The panel saws, a self-loading Schelling FW 430 in Lewiston, and a front-loading Schelling FM 430 in Farmington, develop labels for each part that include size, finishing details and other remarks. “By taking time in the stock billing end of it, we’ve saved time on the shop floor for the mechanic or craftsman to take the piece, identify it rapidly and get it to the proper machine and the proper operation,” Ramsay says.

Part machining is done on Morbidelli 504 STC point-to-point machines with automatic tool changers. Future plans call for heavy-duty CNC routers to increase nesting and routing capabilities and to reduce the load on panel saws by routing full panels without pre-cutting.

Additional plant equipment includes a linear V-fold machine from Abal Machinery, Graco air-assisted airless spray guns in the finishing room and two Timesavers widebelt sanders, one for solid woods and one dedicated to veneers. When the company adds machinery, it buys identical or compatible pieces for each plant so operation programs can be shared easily.

The company devotes a large amount of space to warehousing, 12,000 square feet in Farmington and 25,000 square feet in Lewiston, because clients do not always have a place for the pieces they order. “Tiffany Global gives us a blanket order to make their fixtures,” says Philip Koboski, Farmington plant manager. “We ship them when the company figures out where it wants them to go.”

Koboski adds that warehousing helps to minimize the inconvenience for the customer if a piece is ever damaged during its use, because customers can return it for refurbishing. “It’s cheaper for them to just send it back here, and if we have one in stock we’ll just send it and keep the other to repair,” Koboski says.
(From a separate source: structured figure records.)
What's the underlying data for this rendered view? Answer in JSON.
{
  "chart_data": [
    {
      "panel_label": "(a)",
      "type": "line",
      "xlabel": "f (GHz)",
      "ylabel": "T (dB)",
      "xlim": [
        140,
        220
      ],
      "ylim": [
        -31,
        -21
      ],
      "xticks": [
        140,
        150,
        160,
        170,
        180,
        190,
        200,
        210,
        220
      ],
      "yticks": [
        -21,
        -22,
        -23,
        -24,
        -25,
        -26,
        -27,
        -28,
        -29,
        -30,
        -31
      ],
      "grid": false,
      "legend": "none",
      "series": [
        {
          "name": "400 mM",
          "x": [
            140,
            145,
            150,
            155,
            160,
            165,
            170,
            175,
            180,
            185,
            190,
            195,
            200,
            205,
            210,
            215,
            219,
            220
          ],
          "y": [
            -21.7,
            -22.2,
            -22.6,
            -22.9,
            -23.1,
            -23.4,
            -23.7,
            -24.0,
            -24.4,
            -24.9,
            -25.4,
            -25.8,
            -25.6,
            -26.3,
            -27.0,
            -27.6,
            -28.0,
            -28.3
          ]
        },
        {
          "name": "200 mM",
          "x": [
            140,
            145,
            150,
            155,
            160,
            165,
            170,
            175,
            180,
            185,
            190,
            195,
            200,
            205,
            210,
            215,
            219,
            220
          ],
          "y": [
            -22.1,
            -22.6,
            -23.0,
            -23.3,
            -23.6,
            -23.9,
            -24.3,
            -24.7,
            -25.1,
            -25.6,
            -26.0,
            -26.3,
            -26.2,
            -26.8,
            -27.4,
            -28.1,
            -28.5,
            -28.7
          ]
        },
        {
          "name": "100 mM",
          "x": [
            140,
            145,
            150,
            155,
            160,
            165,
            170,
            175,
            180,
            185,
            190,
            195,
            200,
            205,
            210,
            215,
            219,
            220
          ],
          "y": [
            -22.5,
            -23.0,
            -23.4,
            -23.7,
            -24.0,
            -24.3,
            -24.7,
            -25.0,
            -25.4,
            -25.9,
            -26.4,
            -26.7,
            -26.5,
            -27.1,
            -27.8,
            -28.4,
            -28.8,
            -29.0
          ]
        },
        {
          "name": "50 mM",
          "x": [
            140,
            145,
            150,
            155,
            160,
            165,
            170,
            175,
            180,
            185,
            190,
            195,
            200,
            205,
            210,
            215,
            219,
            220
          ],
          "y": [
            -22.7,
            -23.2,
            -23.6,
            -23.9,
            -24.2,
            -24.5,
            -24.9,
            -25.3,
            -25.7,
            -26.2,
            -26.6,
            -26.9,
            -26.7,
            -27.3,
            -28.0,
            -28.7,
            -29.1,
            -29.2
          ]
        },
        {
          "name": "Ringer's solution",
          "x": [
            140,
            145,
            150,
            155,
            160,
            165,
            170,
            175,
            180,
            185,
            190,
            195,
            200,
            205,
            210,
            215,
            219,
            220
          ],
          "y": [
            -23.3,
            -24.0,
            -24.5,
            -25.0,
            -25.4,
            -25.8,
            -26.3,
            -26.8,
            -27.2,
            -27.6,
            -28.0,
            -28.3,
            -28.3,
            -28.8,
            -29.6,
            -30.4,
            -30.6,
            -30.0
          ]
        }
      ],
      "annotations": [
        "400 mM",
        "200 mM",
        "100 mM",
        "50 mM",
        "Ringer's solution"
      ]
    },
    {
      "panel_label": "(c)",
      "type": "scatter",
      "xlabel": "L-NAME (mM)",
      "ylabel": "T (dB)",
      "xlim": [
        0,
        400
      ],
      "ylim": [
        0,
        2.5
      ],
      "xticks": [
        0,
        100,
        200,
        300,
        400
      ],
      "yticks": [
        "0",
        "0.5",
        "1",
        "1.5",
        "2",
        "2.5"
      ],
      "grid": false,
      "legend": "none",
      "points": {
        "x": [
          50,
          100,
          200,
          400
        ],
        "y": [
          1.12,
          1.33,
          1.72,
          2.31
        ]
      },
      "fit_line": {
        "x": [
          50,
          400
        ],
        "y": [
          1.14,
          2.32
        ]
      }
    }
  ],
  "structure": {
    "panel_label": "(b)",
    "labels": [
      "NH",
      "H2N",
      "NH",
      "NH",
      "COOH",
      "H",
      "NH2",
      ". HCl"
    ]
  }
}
Though shop operations are broken down into departments, Ramsay says at least 80 percent of shop employees are cross-trained to work in more than one area. This affords flexibility to handle rush jobs by moving workers to a department with immediate need.

       
       
   
  Modern Woodcrafts schedules architectural woodwork jobs from November through February, the off-season for store fixtures. Millwork for the chairman’s office at the Heinz World Headquarters in Pittsburgh, PA, was built in Brazilian rosewood.    

It also helps reduce the need to hire and lay off seasonal workers. “We prefer to keep our more long-time employees a little busier, and they like the overtime,” Ramsay says. Summer months are busiest, with most store openings targeted between August and November to catch back-to-school and holiday shoppers. Ramsay says the company plans architectural woodwork like hotel interiors for the winter, because they tend to have longer production schedules.

Workforce stability is one of Modern Woodcrafts’ strengths. One in four employees have been with the company more than 20 years, and some have tenures longer than 35 years.

Early in the company’s 40-year history, many employees were hired with experience from companies in the area that had gone bankrupt. As a result, those employees were able to develop their own techniques and teach the company.

“Being that they are so crucial to our existence, we pay good attention to them — make sure they have good benefits and, while we are union, pay higher than union scale for the most part,” Ramsay says.

The company is, however, feeling the strong economy’s effect on the workforce. Recent years have seen the highest turnover in company history. “Individuals are being offered specific wage rates that we can’t meet,” Ramsay says.

Before employees leave, the company conducts an exit interview to make sure the employee is considering aspects like benefits and the new company’s stability in his or her comparison. In addition, Ramsay says, “We usually leave the door open with any of our employees that we value and say, ‘If things don’t work out in six months, come back and talk to us.’” Ramsay says close to half of the employees who leave eventually return, reducing the burden on recruiting and training efforts. In many cases, their departures are treated as leaves of absence, so they can keep their benefits and seniority.